Abstract

Clustering is a widely used technique in data mining applications and various pattern recognition applications, in which data objects are divided into groups. K-means algorithm is one of the most classical clustering algorithms. In this algorithm, the initial clustering centers are randomly selected, this results in unstable clustering results. To solve this problem, an optimized algorithm to select the initial centers is proposed. In the proposed algorithm, dispersion degree is defined, which is based on entropy. In the algorithm, all the objects are firstly grouped into a big cluster, and the object that has the maximum dispersion degree and the object that has the minimum dispersion degree are selected as the initial clustering centers from the initial big cluster. And then other objects in the biggest cluster are partitioned to the initial clusters to which the objects are nearest.

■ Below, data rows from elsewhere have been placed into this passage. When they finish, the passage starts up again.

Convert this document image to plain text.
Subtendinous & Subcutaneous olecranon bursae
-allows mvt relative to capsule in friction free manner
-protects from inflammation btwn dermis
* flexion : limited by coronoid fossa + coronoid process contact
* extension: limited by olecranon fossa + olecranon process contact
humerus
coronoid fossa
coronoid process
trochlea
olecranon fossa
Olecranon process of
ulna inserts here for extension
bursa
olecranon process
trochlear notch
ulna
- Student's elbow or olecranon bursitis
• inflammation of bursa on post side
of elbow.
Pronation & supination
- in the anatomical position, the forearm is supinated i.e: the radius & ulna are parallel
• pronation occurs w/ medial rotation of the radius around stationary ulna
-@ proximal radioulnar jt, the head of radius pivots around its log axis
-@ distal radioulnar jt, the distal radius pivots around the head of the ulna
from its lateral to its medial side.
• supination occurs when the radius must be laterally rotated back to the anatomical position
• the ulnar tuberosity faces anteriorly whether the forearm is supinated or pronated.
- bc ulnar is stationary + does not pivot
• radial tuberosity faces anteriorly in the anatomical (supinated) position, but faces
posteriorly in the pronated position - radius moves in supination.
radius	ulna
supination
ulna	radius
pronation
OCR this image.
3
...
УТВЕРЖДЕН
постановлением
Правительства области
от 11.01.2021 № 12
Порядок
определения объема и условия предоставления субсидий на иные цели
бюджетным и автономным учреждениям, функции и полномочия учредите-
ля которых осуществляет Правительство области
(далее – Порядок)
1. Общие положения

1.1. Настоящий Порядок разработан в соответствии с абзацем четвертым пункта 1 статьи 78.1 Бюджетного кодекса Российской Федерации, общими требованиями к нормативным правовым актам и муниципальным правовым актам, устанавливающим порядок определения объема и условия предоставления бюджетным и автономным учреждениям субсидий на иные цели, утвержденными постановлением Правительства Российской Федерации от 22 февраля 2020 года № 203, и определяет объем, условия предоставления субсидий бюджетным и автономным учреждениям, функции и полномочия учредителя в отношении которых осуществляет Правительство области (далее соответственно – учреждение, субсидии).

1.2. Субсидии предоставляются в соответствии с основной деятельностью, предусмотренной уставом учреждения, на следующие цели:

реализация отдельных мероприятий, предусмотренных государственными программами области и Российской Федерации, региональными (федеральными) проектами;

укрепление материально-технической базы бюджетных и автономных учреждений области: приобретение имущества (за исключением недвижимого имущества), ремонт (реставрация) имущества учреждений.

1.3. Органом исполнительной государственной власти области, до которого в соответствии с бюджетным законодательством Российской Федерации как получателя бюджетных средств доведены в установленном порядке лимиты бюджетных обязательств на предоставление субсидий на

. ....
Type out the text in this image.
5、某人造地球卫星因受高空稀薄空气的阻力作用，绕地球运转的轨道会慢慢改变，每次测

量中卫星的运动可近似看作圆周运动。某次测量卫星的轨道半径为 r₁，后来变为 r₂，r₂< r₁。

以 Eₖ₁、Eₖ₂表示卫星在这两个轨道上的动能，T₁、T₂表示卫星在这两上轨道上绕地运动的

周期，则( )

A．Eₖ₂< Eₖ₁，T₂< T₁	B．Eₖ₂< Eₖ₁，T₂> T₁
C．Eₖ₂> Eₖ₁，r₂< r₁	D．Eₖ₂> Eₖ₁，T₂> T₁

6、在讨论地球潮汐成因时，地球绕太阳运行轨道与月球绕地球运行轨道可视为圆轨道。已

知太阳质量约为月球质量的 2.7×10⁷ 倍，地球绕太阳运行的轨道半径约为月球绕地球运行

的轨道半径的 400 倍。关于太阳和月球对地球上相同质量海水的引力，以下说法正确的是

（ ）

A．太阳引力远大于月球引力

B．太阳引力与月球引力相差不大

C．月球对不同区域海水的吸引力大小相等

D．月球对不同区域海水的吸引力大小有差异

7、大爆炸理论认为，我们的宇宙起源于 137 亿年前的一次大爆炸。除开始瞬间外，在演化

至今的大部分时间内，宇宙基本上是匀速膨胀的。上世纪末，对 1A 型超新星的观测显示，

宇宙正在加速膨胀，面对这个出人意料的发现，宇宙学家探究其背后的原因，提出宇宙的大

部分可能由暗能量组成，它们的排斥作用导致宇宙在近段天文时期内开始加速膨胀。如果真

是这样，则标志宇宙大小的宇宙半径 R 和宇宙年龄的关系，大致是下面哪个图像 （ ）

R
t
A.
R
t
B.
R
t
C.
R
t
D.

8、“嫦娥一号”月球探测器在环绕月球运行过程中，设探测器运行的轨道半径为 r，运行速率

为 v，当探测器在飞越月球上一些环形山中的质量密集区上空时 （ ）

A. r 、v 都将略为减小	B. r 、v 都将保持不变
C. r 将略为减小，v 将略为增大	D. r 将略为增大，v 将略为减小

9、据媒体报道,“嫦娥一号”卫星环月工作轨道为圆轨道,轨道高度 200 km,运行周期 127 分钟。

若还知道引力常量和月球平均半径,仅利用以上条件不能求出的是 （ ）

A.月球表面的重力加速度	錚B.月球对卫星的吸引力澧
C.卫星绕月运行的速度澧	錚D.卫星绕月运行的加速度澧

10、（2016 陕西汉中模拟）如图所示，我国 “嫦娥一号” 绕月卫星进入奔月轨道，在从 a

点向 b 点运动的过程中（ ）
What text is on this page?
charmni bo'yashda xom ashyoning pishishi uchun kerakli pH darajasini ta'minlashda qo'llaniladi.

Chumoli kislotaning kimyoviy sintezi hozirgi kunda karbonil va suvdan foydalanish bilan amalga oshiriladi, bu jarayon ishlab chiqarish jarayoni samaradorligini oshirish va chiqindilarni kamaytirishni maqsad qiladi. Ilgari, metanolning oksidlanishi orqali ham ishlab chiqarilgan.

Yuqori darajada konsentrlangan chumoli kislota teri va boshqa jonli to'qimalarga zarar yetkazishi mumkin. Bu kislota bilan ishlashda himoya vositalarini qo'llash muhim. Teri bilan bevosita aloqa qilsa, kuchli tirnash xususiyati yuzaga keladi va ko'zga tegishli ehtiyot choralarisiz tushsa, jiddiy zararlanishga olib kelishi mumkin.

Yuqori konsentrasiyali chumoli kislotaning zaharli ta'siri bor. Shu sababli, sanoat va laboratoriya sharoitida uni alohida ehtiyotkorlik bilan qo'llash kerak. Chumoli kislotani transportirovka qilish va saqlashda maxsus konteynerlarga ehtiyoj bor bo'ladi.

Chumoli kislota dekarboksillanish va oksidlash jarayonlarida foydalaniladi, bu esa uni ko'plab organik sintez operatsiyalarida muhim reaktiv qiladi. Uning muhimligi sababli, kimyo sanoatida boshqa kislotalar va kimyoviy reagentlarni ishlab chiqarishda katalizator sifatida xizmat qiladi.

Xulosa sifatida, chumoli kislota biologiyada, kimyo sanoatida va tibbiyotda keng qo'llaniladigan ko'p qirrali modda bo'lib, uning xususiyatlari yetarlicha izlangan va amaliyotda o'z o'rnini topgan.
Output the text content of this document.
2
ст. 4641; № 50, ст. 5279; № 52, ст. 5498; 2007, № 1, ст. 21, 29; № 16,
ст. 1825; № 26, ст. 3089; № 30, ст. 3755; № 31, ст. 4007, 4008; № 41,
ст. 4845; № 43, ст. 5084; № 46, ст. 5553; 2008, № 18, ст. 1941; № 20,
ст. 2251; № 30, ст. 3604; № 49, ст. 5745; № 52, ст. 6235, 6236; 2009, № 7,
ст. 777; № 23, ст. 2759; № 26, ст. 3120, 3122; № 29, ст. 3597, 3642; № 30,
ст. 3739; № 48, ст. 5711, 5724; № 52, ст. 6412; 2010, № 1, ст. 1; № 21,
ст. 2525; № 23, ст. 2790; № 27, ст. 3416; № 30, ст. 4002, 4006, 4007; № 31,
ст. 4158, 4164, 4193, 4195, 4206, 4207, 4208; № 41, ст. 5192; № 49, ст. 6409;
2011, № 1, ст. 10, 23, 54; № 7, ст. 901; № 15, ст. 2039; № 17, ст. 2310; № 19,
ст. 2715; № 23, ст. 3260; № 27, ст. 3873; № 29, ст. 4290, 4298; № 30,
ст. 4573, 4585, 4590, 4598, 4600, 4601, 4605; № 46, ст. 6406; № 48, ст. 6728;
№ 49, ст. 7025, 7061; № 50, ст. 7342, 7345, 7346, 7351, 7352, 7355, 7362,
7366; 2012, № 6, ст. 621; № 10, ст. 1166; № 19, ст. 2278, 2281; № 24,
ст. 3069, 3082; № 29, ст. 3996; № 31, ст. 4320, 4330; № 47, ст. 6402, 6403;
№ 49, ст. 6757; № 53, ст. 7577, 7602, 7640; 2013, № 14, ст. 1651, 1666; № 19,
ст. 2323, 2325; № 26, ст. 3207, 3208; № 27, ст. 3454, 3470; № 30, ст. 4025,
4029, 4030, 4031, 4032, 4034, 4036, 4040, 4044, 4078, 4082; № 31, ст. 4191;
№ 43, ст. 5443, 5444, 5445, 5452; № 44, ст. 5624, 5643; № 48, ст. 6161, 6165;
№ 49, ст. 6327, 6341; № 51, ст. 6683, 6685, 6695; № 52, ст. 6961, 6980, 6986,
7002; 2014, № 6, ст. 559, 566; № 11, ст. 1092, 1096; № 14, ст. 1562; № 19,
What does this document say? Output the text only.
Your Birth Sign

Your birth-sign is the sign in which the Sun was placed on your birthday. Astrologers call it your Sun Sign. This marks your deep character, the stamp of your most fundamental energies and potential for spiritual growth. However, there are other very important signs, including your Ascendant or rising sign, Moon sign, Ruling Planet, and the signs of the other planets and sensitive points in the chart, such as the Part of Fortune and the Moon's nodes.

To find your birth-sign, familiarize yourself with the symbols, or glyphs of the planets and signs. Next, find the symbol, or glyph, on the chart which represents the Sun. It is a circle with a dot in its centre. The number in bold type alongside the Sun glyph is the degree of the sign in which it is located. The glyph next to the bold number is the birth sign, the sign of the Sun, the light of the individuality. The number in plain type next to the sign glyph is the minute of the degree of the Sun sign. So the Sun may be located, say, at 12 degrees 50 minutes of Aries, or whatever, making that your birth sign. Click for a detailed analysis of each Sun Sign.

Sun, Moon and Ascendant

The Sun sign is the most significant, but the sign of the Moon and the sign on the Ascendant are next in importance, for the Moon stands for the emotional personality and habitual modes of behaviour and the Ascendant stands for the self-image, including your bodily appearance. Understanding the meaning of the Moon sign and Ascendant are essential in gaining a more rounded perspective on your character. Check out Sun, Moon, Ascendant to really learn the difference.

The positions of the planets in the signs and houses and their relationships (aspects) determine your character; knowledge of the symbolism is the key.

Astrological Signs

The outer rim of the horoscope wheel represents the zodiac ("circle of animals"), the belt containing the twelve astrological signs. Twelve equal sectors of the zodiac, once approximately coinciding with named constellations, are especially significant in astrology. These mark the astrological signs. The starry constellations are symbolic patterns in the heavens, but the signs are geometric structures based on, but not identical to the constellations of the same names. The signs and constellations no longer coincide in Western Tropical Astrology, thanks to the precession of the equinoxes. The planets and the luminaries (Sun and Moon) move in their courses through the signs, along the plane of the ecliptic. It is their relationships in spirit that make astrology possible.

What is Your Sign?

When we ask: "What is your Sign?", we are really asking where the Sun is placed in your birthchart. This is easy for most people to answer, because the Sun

The partition process will be repeated until the cluster number is equal to the specified value k. Finally, the partitioned k clusters and their cluster centers are applied to k-means algorithm as initial clusters and centers. Several experiments are conducted on real data sets to evaluate the proposed algorithm. The proposed algorithm is compared with traditional k-means algorithm and max-min distance clustering algorithm, and experimental results show that the improved k-means algorithm is stable in selecting initial clustering, because it can select unique initial clustering centers. The optimized algorithm’s effectiveness and feasibility are also verified by experiments, and the algorithm can reduce the times of iterations and has more stable clustering results and higher accuracy.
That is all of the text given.